Sir Ken Madonald, Director of Public Prosecutions, thinks not and has called for "a culture of legislative restraint". He is concerned with saving "fair trials", "human rights", the "consensual rule of law" and "fundamental values".

Meanwhile, George W. Bush, in his State of the Union address, has widened the scope of the current war, in which the whole world is already implicated. He said:

"
Every success against the terrorists is a reminder of the shoreless ambitions of this enemy. The evil that inspired and rejoiced in Nine-Eleven is still at work in the world. And so long as that is the case, America is still a nation at war."

So it's not terror we're fighting now, nor terrorist actions. We're fighting Evil. Bush's enemies are defined by the effect they have on others and even their thoughts.
Inspiring or rejoicing at evil actions makes you an enemy of the United States. Complexity has been abolished in Bush's world-view. It's good versus evil, light versus darkness, us versus them.

The House of Commons debates the Iraq war this afternoon. Tony Blair, the Prime Minister won't be there. He has more important things to do.
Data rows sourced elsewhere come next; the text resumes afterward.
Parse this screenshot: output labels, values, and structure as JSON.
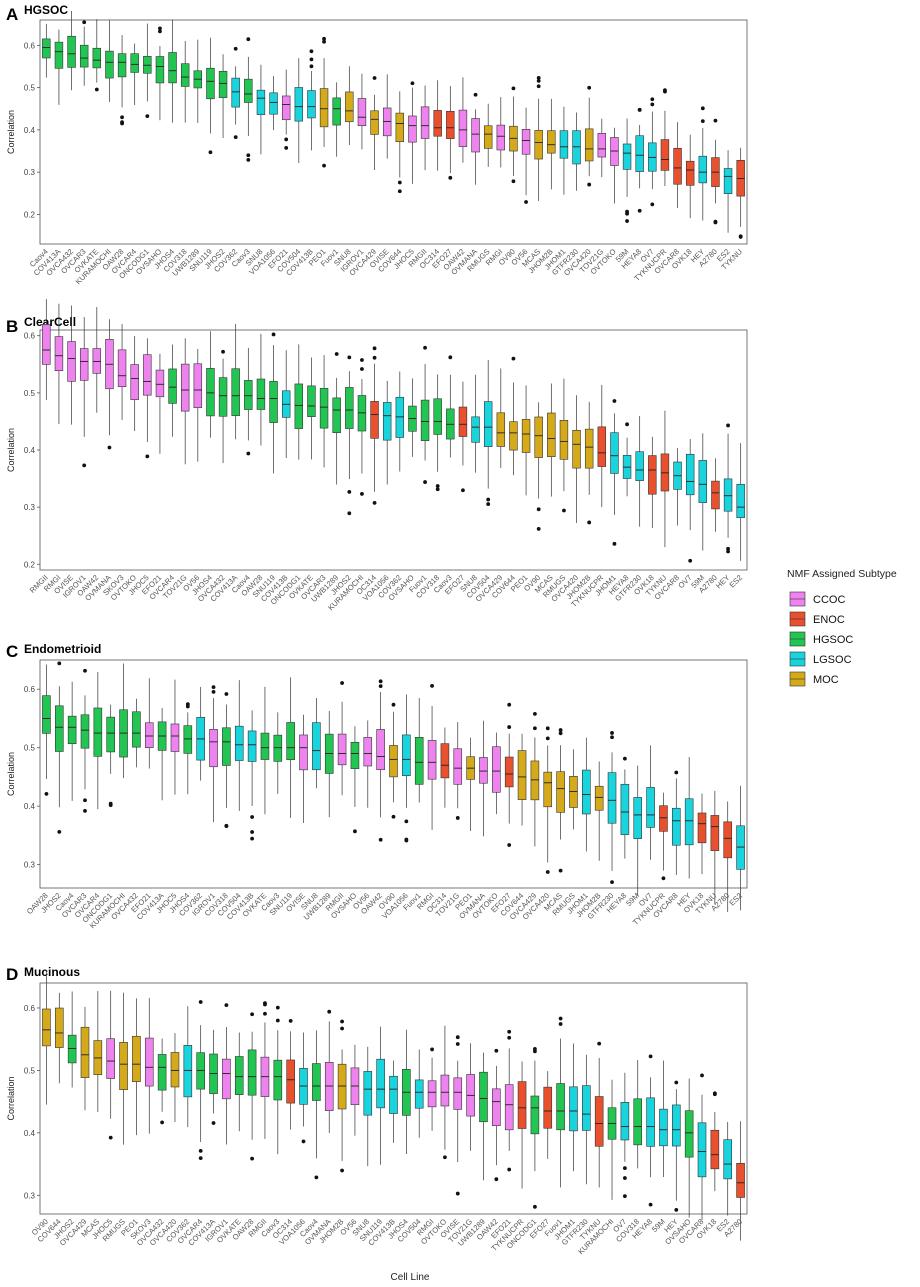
{
  "figure": {
    "x_axis_title": "Cell Line",
    "legend": {
      "title": "NMF Assigned Subtype",
      "items": [
        {
          "label": "CCOC",
          "color": "#EE82EE"
        },
        {
          "label": "ENOC",
          "color": "#E8502E"
        },
        {
          "label": "HGSOC",
          "color": "#23C552"
        },
        {
          "label": "LGSOC",
          "color": "#19D3DD"
        },
        {
          "label": "MOC",
          "color": "#D4AA1A"
        }
      ]
    }
  },
  "chart_data": [
    {
      "type": "boxplot",
      "panel_letter": "A",
      "title": "HGSOC",
      "ylabel": "Correlation",
      "ylim": [
        0.13,
        0.66
      ],
      "yticks": [
        0.2,
        0.3,
        0.4,
        0.5,
        0.6
      ],
      "categories": [
        "Caov4",
        "COV413A",
        "OVCA432",
        "OVCAR3",
        "OVKATE",
        "KURAMOCHI",
        "OAW28",
        "OVCAR4",
        "ONCODG1",
        "OVSAHO",
        "JHOS4",
        "COV318",
        "UWB1289",
        "SNU119",
        "JHOS2",
        "COV362",
        "Caov3",
        "SNU8",
        "VOA1056",
        "EFO21",
        "COV504",
        "COV413B",
        "PEO1",
        "Fuov1",
        "SNU8",
        "IGROV1",
        "OVCA429",
        "OVISE",
        "COV644",
        "JHOC5",
        "RMGII",
        "OC314",
        "EFO27",
        "OAW42",
        "OVMANA",
        "RMUGS",
        "RMGI",
        "OV90",
        "OV56",
        "MCAS",
        "JHOM2B",
        "JHOM1",
        "GTFR230",
        "OVCA420",
        "TOV21G",
        "OVTOKO",
        "59M",
        "HEYA8",
        "OV7",
        "TYKNUCPR",
        "OVCAR8",
        "OVK18",
        "HEY",
        "A2780",
        "ES2",
        "TYKNU"
      ],
      "subtypes": [
        "HGSOC",
        "HGSOC",
        "HGSOC",
        "HGSOC",
        "HGSOC",
        "HGSOC",
        "HGSOC",
        "HGSOC",
        "HGSOC",
        "HGSOC",
        "HGSOC",
        "HGSOC",
        "HGSOC",
        "HGSOC",
        "HGSOC",
        "LGSOC",
        "HGSOC",
        "LGSOC",
        "LGSOC",
        "CCOC",
        "LGSOC",
        "LGSOC",
        "MOC",
        "HGSOC",
        "MOC",
        "CCOC",
        "MOC",
        "CCOC",
        "MOC",
        "CCOC",
        "CCOC",
        "ENOC",
        "ENOC",
        "CCOC",
        "CCOC",
        "MOC",
        "CCOC",
        "MOC",
        "CCOC",
        "MOC",
        "MOC",
        "LGSOC",
        "LGSOC",
        "MOC",
        "CCOC",
        "CCOC",
        "LGSOC",
        "LGSOC",
        "LGSOC",
        "ENOC",
        "ENOC",
        "ENOC",
        "LGSOC",
        "ENOC",
        "LGSOC",
        "ENOC"
      ],
      "medians": [
        0.595,
        0.585,
        0.58,
        0.57,
        0.565,
        0.56,
        0.56,
        0.555,
        0.553,
        0.55,
        0.54,
        0.525,
        0.52,
        0.515,
        0.51,
        0.49,
        0.485,
        0.475,
        0.465,
        0.46,
        0.455,
        0.455,
        0.45,
        0.45,
        0.445,
        0.43,
        0.425,
        0.42,
        0.415,
        0.41,
        0.41,
        0.405,
        0.405,
        0.4,
        0.39,
        0.39,
        0.385,
        0.38,
        0.375,
        0.37,
        0.365,
        0.36,
        0.36,
        0.355,
        0.355,
        0.35,
        0.345,
        0.34,
        0.335,
        0.33,
        0.31,
        0.305,
        0.3,
        0.3,
        0.29,
        0.285
      ]
    },
    {
      "type": "boxplot",
      "panel_letter": "B",
      "title": "ClearCell",
      "ylabel": "Correlation",
      "ylim": [
        0.19,
        0.61
      ],
      "yticks": [
        0.2,
        0.3,
        0.4,
        0.5,
        0.6
      ],
      "categories": [
        "RMGII",
        "RMGI",
        "OVISE",
        "IGROV1",
        "OAW42",
        "OVMANA",
        "SKOV3",
        "OVTOKO",
        "JHOC5",
        "EFO21",
        "OVCAR4",
        "TOV21G",
        "OV56",
        "JHOS4",
        "OVCA432",
        "COV413A",
        "Caov4",
        "OAW28",
        "SNU119",
        "COV413B",
        "ONCODG1",
        "OVKATE",
        "OVCAR3",
        "UWB1289",
        "JHOS2",
        "KURAMOCHI",
        "OC314",
        "VOA1056",
        "COV362",
        "OVSAHO",
        "Fuov1",
        "COV318",
        "Caov3",
        "EFO27",
        "SNU8",
        "COV504",
        "OVCA429",
        "COV644",
        "PEO1",
        "OV90",
        "MCAS",
        "RMUGS",
        "OVCA420",
        "JHOM2B",
        "TYKNUCPR",
        "JHOM1",
        "HEYA8",
        "GTFR230",
        "OVK18",
        "TYKNU",
        "OVCAR8",
        "OV7",
        "59M",
        "A2780",
        "HEY",
        "ES2"
      ],
      "subtypes": [
        "CCOC",
        "CCOC",
        "CCOC",
        "CCOC",
        "CCOC",
        "CCOC",
        "CCOC",
        "CCOC",
        "CCOC",
        "CCOC",
        "HGSOC",
        "CCOC",
        "CCOC",
        "HGSOC",
        "HGSOC",
        "HGSOC",
        "HGSOC",
        "HGSOC",
        "HGSOC",
        "LGSOC",
        "HGSOC",
        "HGSOC",
        "HGSOC",
        "HGSOC",
        "HGSOC",
        "HGSOC",
        "ENOC",
        "LGSOC",
        "LGSOC",
        "HGSOC",
        "HGSOC",
        "HGSOC",
        "HGSOC",
        "ENOC",
        "LGSOC",
        "LGSOC",
        "MOC",
        "MOC",
        "MOC",
        "MOC",
        "MOC",
        "MOC",
        "MOC",
        "MOC",
        "ENOC",
        "LGSOC",
        "LGSOC",
        "LGSOC",
        "ENOC",
        "ENOC",
        "LGSOC",
        "LGSOC",
        "LGSOC",
        "ENOC",
        "LGSOC",
        "LGSOC"
      ],
      "medians": [
        0.575,
        0.565,
        0.56,
        0.555,
        0.555,
        0.55,
        0.53,
        0.525,
        0.52,
        0.515,
        0.51,
        0.505,
        0.505,
        0.5,
        0.495,
        0.495,
        0.495,
        0.49,
        0.49,
        0.48,
        0.478,
        0.477,
        0.475,
        0.47,
        0.47,
        0.465,
        0.462,
        0.46,
        0.458,
        0.455,
        0.45,
        0.45,
        0.445,
        0.445,
        0.44,
        0.44,
        0.43,
        0.43,
        0.428,
        0.425,
        0.42,
        0.415,
        0.41,
        0.405,
        0.395,
        0.39,
        0.37,
        0.365,
        0.365,
        0.36,
        0.355,
        0.345,
        0.34,
        0.325,
        0.32,
        0.3
      ]
    },
    {
      "type": "boxplot",
      "panel_letter": "C",
      "title": "Endometrioid",
      "ylabel": "Correlation",
      "ylim": [
        0.26,
        0.65
      ],
      "yticks": [
        0.3,
        0.4,
        0.5,
        0.6
      ],
      "categories": [
        "OAW28",
        "JHOS2",
        "Caov4",
        "OVCAR3",
        "OVCAR4",
        "ONCODG1",
        "KURAMOCHI",
        "OVCA432",
        "EFO21",
        "COV413A",
        "JHOC5",
        "JHOS4",
        "COV362",
        "IGROV1",
        "COV318",
        "COV504",
        "COV413B",
        "OVKATE",
        "Caov3",
        "SNU119",
        "OVISE",
        "SNU8",
        "UWB1289",
        "RMGII",
        "OVSAHO",
        "OV56",
        "OAW42",
        "OV90",
        "VOA1056",
        "Fuov1",
        "RMGI",
        "OC314",
        "TOV21G",
        "PEO1",
        "OVMANA",
        "OVTOKO",
        "EFO27",
        "COV644",
        "OVCA429",
        "OVCA420",
        "MCAS",
        "RMUGS",
        "JHOM1",
        "JHOM2B",
        "GTFR230",
        "HEYA8",
        "59M",
        "OV7",
        "TYKNUCPR",
        "OVCAR8",
        "HEY",
        "OVK18",
        "TYKNU",
        "A2780",
        "ES2"
      ],
      "subtypes": [
        "HGSOC",
        "HGSOC",
        "HGSOC",
        "HGSOC",
        "HGSOC",
        "HGSOC",
        "HGSOC",
        "HGSOC",
        "CCOC",
        "HGSOC",
        "CCOC",
        "HGSOC",
        "LGSOC",
        "CCOC",
        "HGSOC",
        "LGSOC",
        "LGSOC",
        "HGSOC",
        "HGSOC",
        "HGSOC",
        "CCOC",
        "LGSOC",
        "HGSOC",
        "CCOC",
        "HGSOC",
        "CCOC",
        "CCOC",
        "MOC",
        "LGSOC",
        "HGSOC",
        "CCOC",
        "ENOC",
        "CCOC",
        "MOC",
        "CCOC",
        "CCOC",
        "ENOC",
        "MOC",
        "MOC",
        "MOC",
        "MOC",
        "MOC",
        "LGSOC",
        "MOC",
        "LGSOC",
        "LGSOC",
        "LGSOC",
        "LGSOC",
        "ENOC",
        "LGSOC",
        "LGSOC",
        "ENOC",
        "ENOC",
        "ENOC",
        "LGSOC"
      ],
      "medians": [
        0.55,
        0.535,
        0.535,
        0.53,
        0.525,
        0.525,
        0.525,
        0.525,
        0.52,
        0.52,
        0.52,
        0.515,
        0.515,
        0.51,
        0.51,
        0.505,
        0.505,
        0.5,
        0.5,
        0.5,
        0.5,
        0.495,
        0.49,
        0.49,
        0.49,
        0.49,
        0.485,
        0.48,
        0.48,
        0.475,
        0.475,
        0.47,
        0.465,
        0.465,
        0.46,
        0.46,
        0.455,
        0.45,
        0.445,
        0.44,
        0.43,
        0.425,
        0.42,
        0.415,
        0.41,
        0.39,
        0.385,
        0.385,
        0.38,
        0.375,
        0.375,
        0.37,
        0.365,
        0.345,
        0.33
      ]
    },
    {
      "type": "boxplot",
      "panel_letter": "D",
      "title": "Mucinous",
      "ylabel": "Correlation",
      "ylim": [
        0.27,
        0.64
      ],
      "yticks": [
        0.3,
        0.4,
        0.5,
        0.6
      ],
      "categories": [
        "OV90",
        "COV644",
        "JHOS2",
        "OVCA429",
        "MCAS",
        "JHOC5",
        "RMUGS",
        "PEO1",
        "SKOV3",
        "OVCA432",
        "OVCA420",
        "COV362",
        "OVCAR4",
        "COV413A",
        "IGROV1",
        "OVKATE",
        "OAW28",
        "RMGII",
        "Caov3",
        "OC314",
        "VOA1056",
        "Caov4",
        "OVMANA",
        "JHOM2B",
        "OV56",
        "SNU8",
        "SNU119",
        "COV413B",
        "JHOS4",
        "COV504",
        "RMGI",
        "OVTOKO",
        "OVISE",
        "TOV21G",
        "UWB1289",
        "OAW42",
        "EFO21",
        "TYKNUCPR",
        "ONCODG1",
        "EFO27",
        "Fuov1",
        "JHOM1",
        "GTFR230",
        "TYKNU",
        "KURAMOCHI",
        "OV7",
        "COV318",
        "HEYA8",
        "59M",
        "HEY",
        "OVSAHO",
        "OVCAR8",
        "OVK18",
        "ES2",
        "A2780"
      ],
      "subtypes": [
        "MOC",
        "MOC",
        "HGSOC",
        "MOC",
        "MOC",
        "CCOC",
        "MOC",
        "MOC",
        "CCOC",
        "HGSOC",
        "MOC",
        "LGSOC",
        "HGSOC",
        "HGSOC",
        "CCOC",
        "HGSOC",
        "HGSOC",
        "CCOC",
        "HGSOC",
        "ENOC",
        "LGSOC",
        "HGSOC",
        "CCOC",
        "MOC",
        "CCOC",
        "LGSOC",
        "LGSOC",
        "LGSOC",
        "HGSOC",
        "LGSOC",
        "CCOC",
        "CCOC",
        "CCOC",
        "CCOC",
        "HGSOC",
        "CCOC",
        "CCOC",
        "ENOC",
        "HGSOC",
        "ENOC",
        "HGSOC",
        "LGSOC",
        "LGSOC",
        "ENOC",
        "HGSOC",
        "LGSOC",
        "HGSOC",
        "LGSOC",
        "LGSOC",
        "LGSOC",
        "HGSOC",
        "LGSOC",
        "ENOC",
        "LGSOC",
        "ENOC"
      ],
      "medians": [
        0.565,
        0.56,
        0.535,
        0.525,
        0.52,
        0.515,
        0.51,
        0.51,
        0.505,
        0.505,
        0.5,
        0.5,
        0.5,
        0.495,
        0.495,
        0.49,
        0.49,
        0.49,
        0.49,
        0.485,
        0.475,
        0.475,
        0.475,
        0.475,
        0.475,
        0.47,
        0.47,
        0.47,
        0.465,
        0.465,
        0.465,
        0.465,
        0.465,
        0.46,
        0.455,
        0.45,
        0.445,
        0.44,
        0.44,
        0.435,
        0.435,
        0.435,
        0.43,
        0.415,
        0.415,
        0.41,
        0.41,
        0.41,
        0.405,
        0.405,
        0.4,
        0.37,
        0.365,
        0.35,
        0.32
      ]
    }
  ]
}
He's meeting businessmen.

The war in Iraq is one part of a wider picture defined by the President of the United States. The War on Terror - or the War on Evil - is limiting the way we see the world. In Britain and internationally, it's undermining the idea of a consensual law that protects all equally.

MPs need to look at a picture that's even wider than Iraq and the horrors there. They need to choose between the restraint advocated by the Director of Public Prosecutions and Bush's division of the world into goodies and baddies.

President Bush claims he's defending liberty. I recall Manon Roland's words, "Oh, Liberty! What crimes are committed in thy name."